Our government has to be a learning organization, one that is not afraid to recognize error and pursue constant improvement. The Board must demand that, in every process, County officials include all who may be impacted by a proposal from day one. Successful collaboration is based on a genuine desire to listen and learn from all those concerned.
As a past civic association President, I have seen Arlington’s progressive values at work. We created Clarendon, a mixed-use, walkable, livable community. As a Planning Commissioner, I know how to support a vibrant collaboration among different, sometimes conflicting, groups and interests. I have participated in and overseen efforts to continue to develop the thriving Rosslyn-Ballston corridor, and have worked to preserve and improve Arlington’s traditional neighborhoods.
We've learned a lot about true civic engagement in recent years. We have had successes and failures. The aspirations in PLACE - the County Board's 2012 commitment to Participation, Leadership and Civic Engagement - have been met unevenly, although the 2015 Community Facility Study and the 2015 South Arlington Working Group both demonstrated that we can - even when we start out with significant differences - reach a consensus on tough choices. I have also seen civic engagement fail: in the WRAPS process in Rosslyn, in early school siting decisions like Ashlawn, and in the first Thomas Jefferson elementary school planning process.

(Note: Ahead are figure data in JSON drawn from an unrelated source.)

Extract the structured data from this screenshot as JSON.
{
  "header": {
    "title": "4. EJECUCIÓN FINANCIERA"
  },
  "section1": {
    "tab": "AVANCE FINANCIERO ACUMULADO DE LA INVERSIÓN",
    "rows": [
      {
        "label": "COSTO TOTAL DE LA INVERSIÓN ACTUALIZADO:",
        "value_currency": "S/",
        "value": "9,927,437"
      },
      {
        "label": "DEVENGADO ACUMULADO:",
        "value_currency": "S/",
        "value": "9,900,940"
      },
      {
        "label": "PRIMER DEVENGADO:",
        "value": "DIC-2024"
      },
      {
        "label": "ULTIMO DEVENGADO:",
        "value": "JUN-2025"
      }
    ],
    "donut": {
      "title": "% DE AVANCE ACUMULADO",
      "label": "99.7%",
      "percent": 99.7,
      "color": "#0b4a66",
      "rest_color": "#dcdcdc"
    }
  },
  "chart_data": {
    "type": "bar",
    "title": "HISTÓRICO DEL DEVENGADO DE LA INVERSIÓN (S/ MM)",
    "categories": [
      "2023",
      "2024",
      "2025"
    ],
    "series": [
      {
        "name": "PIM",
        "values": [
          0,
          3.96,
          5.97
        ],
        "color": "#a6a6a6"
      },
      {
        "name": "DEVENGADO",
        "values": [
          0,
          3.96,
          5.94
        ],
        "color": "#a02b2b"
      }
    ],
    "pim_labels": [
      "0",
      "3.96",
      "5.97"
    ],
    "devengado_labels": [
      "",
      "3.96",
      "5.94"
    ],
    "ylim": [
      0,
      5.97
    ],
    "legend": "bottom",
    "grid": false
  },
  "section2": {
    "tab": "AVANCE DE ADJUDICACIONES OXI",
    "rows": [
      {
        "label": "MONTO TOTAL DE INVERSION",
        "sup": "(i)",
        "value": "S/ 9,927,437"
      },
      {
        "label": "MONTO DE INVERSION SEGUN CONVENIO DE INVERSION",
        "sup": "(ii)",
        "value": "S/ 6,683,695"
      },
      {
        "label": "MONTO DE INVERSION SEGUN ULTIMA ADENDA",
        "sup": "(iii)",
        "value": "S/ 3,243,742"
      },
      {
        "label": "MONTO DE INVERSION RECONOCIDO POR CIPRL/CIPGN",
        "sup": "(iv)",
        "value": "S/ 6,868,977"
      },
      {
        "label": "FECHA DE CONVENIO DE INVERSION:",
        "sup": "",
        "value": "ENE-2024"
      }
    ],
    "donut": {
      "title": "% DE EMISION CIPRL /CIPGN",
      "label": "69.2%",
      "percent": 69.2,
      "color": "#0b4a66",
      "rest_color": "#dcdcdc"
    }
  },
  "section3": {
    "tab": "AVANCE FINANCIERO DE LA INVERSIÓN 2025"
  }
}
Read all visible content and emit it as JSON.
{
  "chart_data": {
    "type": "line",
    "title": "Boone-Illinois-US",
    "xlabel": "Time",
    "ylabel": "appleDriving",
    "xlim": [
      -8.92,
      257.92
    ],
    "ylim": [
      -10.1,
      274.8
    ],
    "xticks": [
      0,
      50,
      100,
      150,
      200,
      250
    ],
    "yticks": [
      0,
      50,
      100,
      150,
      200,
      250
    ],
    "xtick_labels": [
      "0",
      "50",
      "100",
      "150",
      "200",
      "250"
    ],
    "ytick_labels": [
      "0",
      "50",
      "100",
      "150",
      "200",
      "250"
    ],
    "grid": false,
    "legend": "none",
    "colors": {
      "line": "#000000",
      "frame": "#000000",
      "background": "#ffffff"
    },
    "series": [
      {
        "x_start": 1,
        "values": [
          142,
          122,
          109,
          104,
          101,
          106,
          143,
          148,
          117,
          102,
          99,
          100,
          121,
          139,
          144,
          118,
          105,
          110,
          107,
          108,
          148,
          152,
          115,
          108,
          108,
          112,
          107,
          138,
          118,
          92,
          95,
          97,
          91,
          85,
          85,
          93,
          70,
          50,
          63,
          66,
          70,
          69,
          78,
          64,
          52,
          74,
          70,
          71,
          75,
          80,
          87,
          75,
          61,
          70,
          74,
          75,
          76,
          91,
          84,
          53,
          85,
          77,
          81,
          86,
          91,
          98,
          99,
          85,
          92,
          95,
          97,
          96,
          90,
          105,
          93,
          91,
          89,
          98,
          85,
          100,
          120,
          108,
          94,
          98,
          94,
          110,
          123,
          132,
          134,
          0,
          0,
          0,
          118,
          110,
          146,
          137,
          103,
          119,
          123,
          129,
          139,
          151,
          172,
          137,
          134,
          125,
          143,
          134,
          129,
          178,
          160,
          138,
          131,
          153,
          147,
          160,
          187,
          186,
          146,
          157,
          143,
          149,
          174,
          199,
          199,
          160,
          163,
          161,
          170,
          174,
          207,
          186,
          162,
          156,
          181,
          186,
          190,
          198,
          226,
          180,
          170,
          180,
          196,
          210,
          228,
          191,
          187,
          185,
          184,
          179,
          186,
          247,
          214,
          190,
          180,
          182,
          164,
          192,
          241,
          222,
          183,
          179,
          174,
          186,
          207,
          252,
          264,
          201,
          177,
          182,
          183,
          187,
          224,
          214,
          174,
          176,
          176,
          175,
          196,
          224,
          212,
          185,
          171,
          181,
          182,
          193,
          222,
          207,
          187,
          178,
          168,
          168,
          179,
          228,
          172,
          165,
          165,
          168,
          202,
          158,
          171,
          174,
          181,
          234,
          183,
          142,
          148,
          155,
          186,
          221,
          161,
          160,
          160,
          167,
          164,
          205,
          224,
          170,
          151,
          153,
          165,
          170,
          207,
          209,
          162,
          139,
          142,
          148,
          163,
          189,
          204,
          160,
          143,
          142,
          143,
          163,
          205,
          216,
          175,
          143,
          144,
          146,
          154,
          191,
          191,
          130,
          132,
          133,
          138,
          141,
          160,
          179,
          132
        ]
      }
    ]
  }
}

Therefore, as a County Board Member, I will:
- Leverage emerging technologies to enable all members of the Arlington community to contribute;
- Unpack project pages on the county website so those new to a process or project can easily get caught up and join the conversation effectively;
- Partner with AIM or the Career Center students to create 5-10 minute videos on complex issues to enhance engagement;
- Expand the use of crowdsourcing to understand various views on upcoming important decisions;
- Work with the civic federation to strengthen two-way communication between the county and civic associations;
- Ensure that neighborhoods receive coordinated messages about construction activities in their area, regardless of whether it's housing, a road, a park, a recreation center or a school;
- Build new relationships with multi-family buildings--condos and rentals--to ensure that timely information is getting to citizens living there;
- Create a video archive of all County Board advisory group meetings;
- Ensure that residents and businesses can reliably get straightforward, consistent, accountable accurate customer service answers from the organization--every day, regardless of who you are;
- Focus on-going County and civic resources to assure that diverse community groups- racial, ethnic, socioeconomic, religious, age, sexuality gender - get information from the County, and collaborate with other citizens;
- Working collaboratively with the groups, develop metrics that measure the efficacy of the efforts;
- Ensure our long range plans, collaboratively developed by citizens and government, are Followed. Where deviation occurs, ensure the Board fully and publicly presents its rationale for altering a plan;
- Insist that every county government service delivery area track and regularly report key customer service metrics, and provide clear points of contact for parks, planning, transportation, environmental services, and public safety;
- Ensure that key participating constituencies-- civic associations, the Civic Federation, nearby neighbors and interested citizens, and staff-- are debriefed with respect to public processes in a timely fashion.